This invention relates, in general, to semiconductor devices, and more particularly, to a method for a flip chip device and method of manufacture.
As the need for smaller and more efficient semiconductor devices increases, the desirability of using power copper structure in those devices also increases. This is due to the fact that power copper devices dissipate heat more efficiently than other devices. Also, power copper devices have relatively thick copper structures which have a lower impedance than typical semiconductor aluminum interconnections.
Not only is there a demand for power copper devices, there is also an interest in power copper devices which can be packaged as flip chips. A flip chip is a semiconductor that has solder pads built on and, therefore, can be directly soldered onto another component instead of using wire bonding or similar technique. However, combining the two technologies, power copper and flip chip design, has proven difficult.

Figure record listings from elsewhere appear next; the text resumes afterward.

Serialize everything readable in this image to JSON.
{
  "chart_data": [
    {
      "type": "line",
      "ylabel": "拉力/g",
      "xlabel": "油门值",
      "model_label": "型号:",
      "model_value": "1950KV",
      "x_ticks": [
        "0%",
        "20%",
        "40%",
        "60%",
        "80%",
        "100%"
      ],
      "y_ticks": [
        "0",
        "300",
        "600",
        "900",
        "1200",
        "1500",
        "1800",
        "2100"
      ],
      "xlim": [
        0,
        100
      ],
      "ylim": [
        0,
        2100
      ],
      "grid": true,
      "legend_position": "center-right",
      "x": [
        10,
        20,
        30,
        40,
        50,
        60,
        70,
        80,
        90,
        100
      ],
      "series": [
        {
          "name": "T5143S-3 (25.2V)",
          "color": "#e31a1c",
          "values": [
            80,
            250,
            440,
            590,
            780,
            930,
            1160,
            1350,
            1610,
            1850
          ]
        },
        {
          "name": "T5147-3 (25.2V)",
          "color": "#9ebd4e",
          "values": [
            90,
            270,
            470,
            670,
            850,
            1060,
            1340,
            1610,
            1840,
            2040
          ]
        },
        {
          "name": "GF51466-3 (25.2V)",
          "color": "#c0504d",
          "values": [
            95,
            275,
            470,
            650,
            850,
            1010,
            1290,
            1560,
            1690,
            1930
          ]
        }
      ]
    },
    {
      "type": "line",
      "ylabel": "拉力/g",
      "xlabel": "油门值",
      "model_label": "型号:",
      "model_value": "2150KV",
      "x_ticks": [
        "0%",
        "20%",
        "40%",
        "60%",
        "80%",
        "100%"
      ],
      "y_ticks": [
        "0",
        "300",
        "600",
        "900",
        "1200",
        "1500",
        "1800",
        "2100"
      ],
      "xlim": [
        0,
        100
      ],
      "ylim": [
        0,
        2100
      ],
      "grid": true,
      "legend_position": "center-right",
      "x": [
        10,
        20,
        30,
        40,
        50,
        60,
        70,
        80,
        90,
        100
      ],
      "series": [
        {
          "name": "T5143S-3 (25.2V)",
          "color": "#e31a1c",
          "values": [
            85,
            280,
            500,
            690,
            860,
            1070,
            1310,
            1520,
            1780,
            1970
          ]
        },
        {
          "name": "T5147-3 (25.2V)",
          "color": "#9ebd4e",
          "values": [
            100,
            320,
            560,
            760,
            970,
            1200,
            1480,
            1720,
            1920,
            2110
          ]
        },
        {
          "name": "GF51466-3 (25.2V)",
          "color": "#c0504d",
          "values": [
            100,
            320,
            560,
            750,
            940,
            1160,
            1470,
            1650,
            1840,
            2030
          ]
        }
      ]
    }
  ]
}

One proposed solution is to place solder directly onto the power copper structure. However, when this approach is used, the solder bumps collapse during assembly to the substrate. This is because copper is a wettable surface which causes the solder bump to collapse and spread out over the copper. To avoid solder bump collapse, adding a layer of polyimide has been proposed. However, the polyimide does not adhere well to metals and contains polyimide acids which work to cause copper dissolution in the power copper structure. Clearly a need exists for solutions to the aforementioned problems.